Some work of this kind already reveals that instead of thinking only in terms of certain children being susceptible and others not, it is more accurate to say that some children are highly susceptible, some are moderately so and some are far less so.
Those who value equity over efficacy will object to the notion of treating children differently because of their genes.
But if we get to the point where we can identify those more and less likely to benefit from a costly intervention with reasonable confidence, why shouldn’t we do this? What is ethical, after all, about providing services to individuals for whom we believe they will not prove effective, especially when spending taxpayers’ money?
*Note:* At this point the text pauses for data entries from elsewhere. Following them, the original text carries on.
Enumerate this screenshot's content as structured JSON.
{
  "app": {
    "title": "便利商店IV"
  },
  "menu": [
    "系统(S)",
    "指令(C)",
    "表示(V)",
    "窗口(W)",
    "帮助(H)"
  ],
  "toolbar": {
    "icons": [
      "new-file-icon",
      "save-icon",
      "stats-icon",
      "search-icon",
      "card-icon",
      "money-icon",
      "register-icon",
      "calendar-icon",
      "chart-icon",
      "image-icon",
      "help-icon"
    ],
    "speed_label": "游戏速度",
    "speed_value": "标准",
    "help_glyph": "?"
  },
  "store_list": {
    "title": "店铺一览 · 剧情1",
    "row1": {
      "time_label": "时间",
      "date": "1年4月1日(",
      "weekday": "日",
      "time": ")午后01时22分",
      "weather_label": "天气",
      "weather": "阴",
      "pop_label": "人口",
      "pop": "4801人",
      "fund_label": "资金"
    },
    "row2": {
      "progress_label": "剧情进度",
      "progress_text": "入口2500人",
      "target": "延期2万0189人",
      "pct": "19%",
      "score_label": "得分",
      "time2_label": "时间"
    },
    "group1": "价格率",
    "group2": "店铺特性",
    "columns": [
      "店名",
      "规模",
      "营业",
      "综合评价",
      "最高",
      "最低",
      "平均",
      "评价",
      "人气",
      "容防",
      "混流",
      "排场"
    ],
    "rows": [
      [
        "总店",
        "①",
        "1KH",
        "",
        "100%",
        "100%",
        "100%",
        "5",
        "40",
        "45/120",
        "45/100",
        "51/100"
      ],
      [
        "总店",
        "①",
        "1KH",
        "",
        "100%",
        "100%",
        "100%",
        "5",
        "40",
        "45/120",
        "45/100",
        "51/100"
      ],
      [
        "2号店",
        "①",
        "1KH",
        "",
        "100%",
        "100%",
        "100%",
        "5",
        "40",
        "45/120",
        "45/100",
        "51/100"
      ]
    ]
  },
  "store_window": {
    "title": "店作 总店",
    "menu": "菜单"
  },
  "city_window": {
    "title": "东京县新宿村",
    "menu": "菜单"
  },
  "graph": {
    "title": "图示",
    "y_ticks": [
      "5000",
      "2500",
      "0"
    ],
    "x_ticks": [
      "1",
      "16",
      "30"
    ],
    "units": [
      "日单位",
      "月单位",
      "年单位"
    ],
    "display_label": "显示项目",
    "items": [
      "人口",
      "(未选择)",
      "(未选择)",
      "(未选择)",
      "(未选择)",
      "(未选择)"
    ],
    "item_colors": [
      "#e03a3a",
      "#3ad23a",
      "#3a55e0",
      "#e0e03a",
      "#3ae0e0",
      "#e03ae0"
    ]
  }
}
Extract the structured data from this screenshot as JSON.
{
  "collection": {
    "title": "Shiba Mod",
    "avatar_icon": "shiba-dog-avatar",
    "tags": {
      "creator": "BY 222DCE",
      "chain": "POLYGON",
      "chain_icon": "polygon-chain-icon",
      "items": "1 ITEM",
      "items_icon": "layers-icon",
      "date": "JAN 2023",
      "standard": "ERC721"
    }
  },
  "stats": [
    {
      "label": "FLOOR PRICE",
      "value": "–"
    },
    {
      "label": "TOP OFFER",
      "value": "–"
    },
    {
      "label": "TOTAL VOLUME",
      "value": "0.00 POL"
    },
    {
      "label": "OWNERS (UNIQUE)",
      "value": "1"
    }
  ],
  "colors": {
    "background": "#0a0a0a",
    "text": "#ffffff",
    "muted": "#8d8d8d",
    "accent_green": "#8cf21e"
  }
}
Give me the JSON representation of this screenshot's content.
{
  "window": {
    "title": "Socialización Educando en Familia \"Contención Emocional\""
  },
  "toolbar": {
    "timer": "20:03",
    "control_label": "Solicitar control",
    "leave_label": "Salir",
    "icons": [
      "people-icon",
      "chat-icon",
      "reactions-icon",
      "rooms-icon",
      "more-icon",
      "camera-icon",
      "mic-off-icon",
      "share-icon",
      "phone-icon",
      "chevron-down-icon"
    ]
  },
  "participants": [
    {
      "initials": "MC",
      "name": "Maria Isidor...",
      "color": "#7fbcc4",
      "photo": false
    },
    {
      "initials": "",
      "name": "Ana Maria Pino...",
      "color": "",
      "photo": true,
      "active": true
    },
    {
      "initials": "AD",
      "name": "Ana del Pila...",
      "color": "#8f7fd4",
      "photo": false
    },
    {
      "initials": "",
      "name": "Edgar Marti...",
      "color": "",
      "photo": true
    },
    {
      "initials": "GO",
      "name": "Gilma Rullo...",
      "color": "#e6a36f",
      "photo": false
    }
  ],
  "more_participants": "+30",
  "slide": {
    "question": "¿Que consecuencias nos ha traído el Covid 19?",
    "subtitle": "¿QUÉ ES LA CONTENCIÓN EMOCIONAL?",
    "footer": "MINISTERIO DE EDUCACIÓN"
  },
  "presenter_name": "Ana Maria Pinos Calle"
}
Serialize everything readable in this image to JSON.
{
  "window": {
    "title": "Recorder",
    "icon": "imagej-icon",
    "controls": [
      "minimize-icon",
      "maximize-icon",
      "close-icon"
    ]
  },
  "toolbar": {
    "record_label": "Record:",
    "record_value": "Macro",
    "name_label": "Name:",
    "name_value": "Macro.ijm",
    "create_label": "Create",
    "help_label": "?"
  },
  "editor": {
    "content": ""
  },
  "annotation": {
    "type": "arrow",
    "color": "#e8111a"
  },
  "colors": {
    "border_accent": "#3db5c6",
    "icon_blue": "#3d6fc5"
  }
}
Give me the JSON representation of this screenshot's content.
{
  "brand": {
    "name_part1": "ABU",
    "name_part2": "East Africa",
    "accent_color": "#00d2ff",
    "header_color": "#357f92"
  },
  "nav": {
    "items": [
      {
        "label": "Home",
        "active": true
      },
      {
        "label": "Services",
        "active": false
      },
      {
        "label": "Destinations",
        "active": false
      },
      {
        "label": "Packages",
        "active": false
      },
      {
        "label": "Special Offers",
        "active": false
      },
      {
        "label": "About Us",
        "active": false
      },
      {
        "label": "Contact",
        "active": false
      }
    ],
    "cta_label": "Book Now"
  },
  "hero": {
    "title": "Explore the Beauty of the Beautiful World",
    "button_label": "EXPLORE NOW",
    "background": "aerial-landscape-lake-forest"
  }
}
One might even imagine a day when we could genotype all the children in an elementary school to ensure that those who could most benefit from help got the best teachers. Not only because they would improve the most, but also because they would suffer the most from lower quality instruction.
The less susceptible — and more resilient — children are more likely to do O.K. no matter what. After six or seven years, this approach could substantially enhance student achievement and well-being.
Let me say clearly that even if targeting can be done effectively, it doesn’t mean abandoning those who appear less responsive. Every child deserves a decent quality of life, no matter the cost or long-term payoff. Furthermore, money saved by restricting interventions to those most likely to benefit should be used to explore different and conceivably radical intervention alternatives. After all, we don’t know if the children who seem unsusceptible to interventions truly are, or whether they’re simply not affected by what is currently being provided. The ultimate goal should not be to save money, but rather to spend it more wisely.
For now, after half a century of childhood interventions that have generated exaggerated claims of both efficacy and ineffectiveness, we need to acknowledge the reality that some children are more affected by their developmental experiences — from harsh punishment to high-quality day care — than others. This carries implications for scientists evaluating interventions, policy makers funding them and parents rearing children.
Jay Belsky is a professor of human development at the University of California, Davis.